- A Motul, na França, desenvolve o fluido usado na caixa de câmbio e no diferencial do McLaren MCL40.
- Foram cerca de nove meses para chegar ao óleo ideal, após realizar aproximadamente quarenta testes.
- O desenvolvimento ocorre em meio a mudanças técnicas da F1, incluindo maior participação elétrica no conjunto drivetrain.
- O processo envolve avaliação de viscosidade e testes em condições frias e a 50 °C para garantir desempenho estável.
- A Motul planeja, a partir do próximo ano, produzir o óleo de motor, transmissão e diferencial também para o FIA World Endurance Championship (WEC).
O óleo de carro utilizado na McLaren passa por um desenvolvimento minucioso no laboratório da Motul, em Vaires-sur-Marne, França. O processo envolve testes rigorosos para chegar ao fluido que atua na caixa de câmbio e no diferencial do MCL40.
A parceria entre Motul e McLaren resultou de anos de atuação da fabricante em outras categorias, como Le Mans e Dakar. No caso da temporada 2026, foram necessários cerca de nove meses para definir a fórmula ideal para a equipe britânica.

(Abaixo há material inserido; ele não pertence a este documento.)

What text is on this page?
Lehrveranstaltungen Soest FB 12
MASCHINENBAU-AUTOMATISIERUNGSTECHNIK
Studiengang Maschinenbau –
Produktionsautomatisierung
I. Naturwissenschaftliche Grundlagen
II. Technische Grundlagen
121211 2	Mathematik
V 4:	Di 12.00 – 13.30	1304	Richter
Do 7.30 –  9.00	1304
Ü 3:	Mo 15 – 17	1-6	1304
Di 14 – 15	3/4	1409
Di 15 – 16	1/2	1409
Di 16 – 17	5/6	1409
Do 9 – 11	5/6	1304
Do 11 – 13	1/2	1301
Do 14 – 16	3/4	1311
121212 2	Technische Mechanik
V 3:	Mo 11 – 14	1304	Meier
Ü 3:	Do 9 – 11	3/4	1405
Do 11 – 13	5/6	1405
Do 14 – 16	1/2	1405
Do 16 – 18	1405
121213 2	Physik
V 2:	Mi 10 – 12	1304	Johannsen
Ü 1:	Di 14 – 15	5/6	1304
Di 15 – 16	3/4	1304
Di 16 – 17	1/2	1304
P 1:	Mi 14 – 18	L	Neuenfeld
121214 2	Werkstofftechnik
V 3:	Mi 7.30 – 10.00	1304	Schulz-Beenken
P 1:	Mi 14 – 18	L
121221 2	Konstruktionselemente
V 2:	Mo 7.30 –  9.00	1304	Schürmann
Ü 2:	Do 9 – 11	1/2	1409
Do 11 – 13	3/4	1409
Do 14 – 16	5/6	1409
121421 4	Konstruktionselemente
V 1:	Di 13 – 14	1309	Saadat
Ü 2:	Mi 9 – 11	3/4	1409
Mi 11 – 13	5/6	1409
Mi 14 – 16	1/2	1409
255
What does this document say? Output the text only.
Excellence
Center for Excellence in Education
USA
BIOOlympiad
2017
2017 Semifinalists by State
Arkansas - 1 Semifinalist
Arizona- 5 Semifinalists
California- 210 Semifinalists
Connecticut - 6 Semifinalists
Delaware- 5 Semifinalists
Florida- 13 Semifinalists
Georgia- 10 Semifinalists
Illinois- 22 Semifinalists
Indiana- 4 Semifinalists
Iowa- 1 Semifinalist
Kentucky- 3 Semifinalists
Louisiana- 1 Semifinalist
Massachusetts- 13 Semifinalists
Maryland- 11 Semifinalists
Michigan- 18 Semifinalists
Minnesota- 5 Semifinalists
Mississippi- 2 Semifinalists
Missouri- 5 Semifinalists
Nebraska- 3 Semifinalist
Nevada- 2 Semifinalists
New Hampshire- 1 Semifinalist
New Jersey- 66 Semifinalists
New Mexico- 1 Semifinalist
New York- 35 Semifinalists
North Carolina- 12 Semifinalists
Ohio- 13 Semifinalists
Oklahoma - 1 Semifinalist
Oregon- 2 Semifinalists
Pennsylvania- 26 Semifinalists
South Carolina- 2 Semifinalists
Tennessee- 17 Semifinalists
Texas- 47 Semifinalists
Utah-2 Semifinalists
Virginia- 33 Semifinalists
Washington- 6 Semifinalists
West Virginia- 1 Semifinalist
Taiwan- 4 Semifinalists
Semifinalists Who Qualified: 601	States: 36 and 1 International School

Para entender esse trabalho, a Motul realizou cerca de 40 testes antes da aprovação final pela McLaren, a partir de sua sede em Woking, no Reino Unido. O objetivo é controlar o atrito, a geração de calor e o consumo de combustível.
Receita secreta
O fluido desenvolvido pela Motul é um lubrificante sintético destinado a reduzir o atrito entre componentes da transmissão. A fórmula exata permanece guardada pela empresa, como prática comum na indústria.
A produção envolve várias etapas: mistura de base de alta performance com aditivos antidesgaste, antiespumante e modificadores de viscosidade. O processo dura de 50 minutos a 1 hora, com testes de viscosidade em câmaras frias e a 50°C.
A viscose do fluido é verificada por meio de esferas metálicas que simulam rotação do motor em diferentes temperaturas, permitindo observar marcas de desgaste e eficiência.
Além do desenvolvimento do fluido para transmissão, a Motul também prepara lubrificantes para resfriamento de baterias e sistemas elétricos, estudo iniciado para atender carros elétricos e híbridos na competição.
Lubrificantes x Eletrificação
O regulamento da F1 permitiu aumento da participação elétrica, com a energia do MGU-K passando de 15% para até 50%. A Motul destaca que o fluido ajuda no resfriamento eficiente do sistema elétrico, reduzindo riscos de aquecimento excessivo.
O laboratório da Motul também testa o fluido em ambientes extremos, simulando frio intenso para confirmar funcionamento em países com temperaturas negativas. Esse cuidado é essencial para manter o desempenho em diferentes pistas.
Como parte da estratégia de McLaren para 2026, o MCL40 expõe componentes em um chassis montado na sede da equipe em Woking, acompanhando o avanço tecnológico e a integração entre motor, transmissão e sistema elétrico.